The first thing you notice about That Old Cape Magic is its length: Compared to Richard Russo's previous doorstoppers (Empire Falls is nearly 500 pages; Bridge of Sighs tops 600), Cape Magic is an underfed little thing, weighing in at a scant 261 pages.
The second thing you'll notice, and it's not unrelated to the first, is that the book's opening chapters are artlessly expository, as Russo hustles to fill us in on a lengthy backstory: By page 10, not only have we met our protagonist, Griffin, but we've been introduced to Griffin's wife, his adult daughter, his unhappy parents, and his wife's siblings. Russo even squeezes in a quick flashback, a few paragraphs summarizing Griffin's childhood vacations on Cape Cod.

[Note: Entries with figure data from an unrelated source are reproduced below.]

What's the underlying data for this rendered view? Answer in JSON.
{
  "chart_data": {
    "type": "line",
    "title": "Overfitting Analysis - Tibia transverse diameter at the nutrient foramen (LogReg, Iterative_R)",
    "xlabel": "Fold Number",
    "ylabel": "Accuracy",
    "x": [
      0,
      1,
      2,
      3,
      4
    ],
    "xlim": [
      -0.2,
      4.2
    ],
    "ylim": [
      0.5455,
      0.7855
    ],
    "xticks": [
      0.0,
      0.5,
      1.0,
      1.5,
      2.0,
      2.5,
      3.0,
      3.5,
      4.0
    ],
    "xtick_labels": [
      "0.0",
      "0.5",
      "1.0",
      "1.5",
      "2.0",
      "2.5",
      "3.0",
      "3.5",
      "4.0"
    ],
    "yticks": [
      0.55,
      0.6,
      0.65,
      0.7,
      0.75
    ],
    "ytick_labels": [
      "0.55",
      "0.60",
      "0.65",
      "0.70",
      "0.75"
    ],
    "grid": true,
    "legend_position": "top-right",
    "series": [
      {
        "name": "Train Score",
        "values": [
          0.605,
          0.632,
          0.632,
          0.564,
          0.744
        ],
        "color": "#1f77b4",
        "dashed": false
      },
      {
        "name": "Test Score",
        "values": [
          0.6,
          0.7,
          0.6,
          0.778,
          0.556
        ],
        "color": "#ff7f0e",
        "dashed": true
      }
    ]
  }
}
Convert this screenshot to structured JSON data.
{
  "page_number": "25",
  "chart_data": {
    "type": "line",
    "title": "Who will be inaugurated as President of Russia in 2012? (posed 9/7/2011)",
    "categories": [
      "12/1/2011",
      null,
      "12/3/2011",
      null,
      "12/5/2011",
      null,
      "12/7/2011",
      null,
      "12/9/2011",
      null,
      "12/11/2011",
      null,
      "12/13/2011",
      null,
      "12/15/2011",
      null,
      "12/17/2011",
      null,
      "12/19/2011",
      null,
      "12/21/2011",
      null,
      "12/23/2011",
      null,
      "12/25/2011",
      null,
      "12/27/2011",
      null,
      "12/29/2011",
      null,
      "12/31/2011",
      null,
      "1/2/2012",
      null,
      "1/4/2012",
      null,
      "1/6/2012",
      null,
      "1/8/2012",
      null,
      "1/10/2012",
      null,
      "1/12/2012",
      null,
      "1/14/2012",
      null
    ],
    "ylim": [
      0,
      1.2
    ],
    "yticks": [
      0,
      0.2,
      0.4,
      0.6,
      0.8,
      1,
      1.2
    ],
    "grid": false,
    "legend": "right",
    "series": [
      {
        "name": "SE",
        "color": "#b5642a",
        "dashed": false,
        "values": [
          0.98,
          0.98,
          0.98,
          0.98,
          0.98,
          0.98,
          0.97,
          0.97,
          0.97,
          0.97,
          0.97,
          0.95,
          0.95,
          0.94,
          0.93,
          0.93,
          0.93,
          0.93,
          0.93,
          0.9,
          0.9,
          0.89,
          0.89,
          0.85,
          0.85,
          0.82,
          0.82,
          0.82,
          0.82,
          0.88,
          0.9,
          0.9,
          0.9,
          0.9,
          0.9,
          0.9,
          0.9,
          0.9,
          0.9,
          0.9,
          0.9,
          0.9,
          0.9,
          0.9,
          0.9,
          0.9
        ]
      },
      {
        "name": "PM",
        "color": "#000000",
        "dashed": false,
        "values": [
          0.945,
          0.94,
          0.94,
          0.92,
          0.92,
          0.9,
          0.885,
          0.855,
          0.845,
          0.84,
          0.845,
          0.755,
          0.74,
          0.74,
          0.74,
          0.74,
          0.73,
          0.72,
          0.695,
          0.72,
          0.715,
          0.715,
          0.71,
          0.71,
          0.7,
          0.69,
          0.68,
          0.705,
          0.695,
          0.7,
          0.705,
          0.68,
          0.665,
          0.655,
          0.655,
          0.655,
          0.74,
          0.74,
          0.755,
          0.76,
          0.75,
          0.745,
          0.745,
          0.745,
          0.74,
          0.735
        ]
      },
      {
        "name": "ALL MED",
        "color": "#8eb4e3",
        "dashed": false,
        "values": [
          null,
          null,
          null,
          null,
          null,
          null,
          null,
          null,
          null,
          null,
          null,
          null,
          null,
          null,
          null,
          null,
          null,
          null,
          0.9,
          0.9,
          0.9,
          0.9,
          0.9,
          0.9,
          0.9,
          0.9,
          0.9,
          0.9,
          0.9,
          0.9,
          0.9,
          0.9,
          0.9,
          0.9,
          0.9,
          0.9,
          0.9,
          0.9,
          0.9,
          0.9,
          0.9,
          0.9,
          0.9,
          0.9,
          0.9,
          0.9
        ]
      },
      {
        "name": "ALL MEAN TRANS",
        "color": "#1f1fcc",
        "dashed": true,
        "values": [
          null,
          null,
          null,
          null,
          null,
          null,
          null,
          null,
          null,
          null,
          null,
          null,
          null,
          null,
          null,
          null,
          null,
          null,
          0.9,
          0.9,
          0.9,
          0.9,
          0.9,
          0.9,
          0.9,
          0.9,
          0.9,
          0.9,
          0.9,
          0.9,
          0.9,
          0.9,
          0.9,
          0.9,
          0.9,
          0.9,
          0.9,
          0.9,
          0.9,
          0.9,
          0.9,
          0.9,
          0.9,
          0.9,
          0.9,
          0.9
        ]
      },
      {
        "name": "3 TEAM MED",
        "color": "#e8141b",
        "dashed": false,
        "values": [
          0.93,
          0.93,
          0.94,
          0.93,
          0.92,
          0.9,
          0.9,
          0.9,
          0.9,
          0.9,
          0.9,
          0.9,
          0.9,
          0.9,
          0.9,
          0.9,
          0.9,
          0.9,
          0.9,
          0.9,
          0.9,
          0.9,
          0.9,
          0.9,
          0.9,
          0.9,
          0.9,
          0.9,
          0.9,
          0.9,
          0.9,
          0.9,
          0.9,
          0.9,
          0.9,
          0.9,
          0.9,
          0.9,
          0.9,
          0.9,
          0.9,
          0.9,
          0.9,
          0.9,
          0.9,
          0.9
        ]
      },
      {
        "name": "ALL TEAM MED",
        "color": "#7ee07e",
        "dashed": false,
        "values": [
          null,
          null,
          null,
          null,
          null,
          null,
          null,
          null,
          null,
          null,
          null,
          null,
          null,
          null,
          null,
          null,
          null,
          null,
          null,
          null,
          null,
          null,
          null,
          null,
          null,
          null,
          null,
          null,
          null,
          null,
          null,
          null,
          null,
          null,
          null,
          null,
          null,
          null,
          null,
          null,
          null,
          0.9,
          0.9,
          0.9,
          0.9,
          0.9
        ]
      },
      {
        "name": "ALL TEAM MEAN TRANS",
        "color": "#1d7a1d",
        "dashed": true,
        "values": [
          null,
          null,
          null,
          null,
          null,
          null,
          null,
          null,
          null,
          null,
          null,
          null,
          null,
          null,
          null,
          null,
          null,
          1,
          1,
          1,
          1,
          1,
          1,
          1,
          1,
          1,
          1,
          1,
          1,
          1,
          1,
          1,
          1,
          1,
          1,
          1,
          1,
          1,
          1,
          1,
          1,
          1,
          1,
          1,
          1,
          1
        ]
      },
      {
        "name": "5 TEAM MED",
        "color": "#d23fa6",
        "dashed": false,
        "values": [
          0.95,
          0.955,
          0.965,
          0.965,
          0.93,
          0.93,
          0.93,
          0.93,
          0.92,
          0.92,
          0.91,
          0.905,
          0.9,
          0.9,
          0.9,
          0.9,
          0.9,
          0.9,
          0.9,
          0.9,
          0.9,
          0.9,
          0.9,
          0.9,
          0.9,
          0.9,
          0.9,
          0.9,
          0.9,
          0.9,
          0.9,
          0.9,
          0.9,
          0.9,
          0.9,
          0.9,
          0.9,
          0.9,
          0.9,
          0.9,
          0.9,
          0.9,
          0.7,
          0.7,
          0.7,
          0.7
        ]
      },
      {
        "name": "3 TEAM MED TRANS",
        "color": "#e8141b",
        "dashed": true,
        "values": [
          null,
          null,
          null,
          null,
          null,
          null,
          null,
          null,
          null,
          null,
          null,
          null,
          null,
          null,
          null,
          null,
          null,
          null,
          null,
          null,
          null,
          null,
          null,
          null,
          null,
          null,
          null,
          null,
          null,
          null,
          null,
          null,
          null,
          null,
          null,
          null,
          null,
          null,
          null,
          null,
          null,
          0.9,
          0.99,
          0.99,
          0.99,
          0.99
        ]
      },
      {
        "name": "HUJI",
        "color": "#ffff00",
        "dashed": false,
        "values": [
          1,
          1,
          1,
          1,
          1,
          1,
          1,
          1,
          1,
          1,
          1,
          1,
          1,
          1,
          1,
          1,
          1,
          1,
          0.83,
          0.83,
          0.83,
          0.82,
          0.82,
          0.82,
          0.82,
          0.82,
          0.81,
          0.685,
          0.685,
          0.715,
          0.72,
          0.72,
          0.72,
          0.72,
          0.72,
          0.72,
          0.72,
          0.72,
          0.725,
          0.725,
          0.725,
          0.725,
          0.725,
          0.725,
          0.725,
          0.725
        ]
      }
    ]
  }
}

Five or so chapters in, Russo's finally given us all the information we need, and Cape Magic begins to relax into its story. Griffin is on the outs with his wife, the result of a slow slog into unhappiness precipitated, his wife insists, by Griffin's inability to come to terms with his relationship to his parents, even after the death of his father. It's clear to the reader (if not to Griffin) that he blames his parents for far more than is reasonable: When a seagull shits on him after he's pulled over in his convertible to speak with his mother on the phone, his first thought is that "his mother had made him a stationary target, and this was the result."
Cape Magic lacks the expansive, roomy quality of Russo's best work, but his trademark warmth makes it a worthwhile read all the same—after all, it's only 261 pages.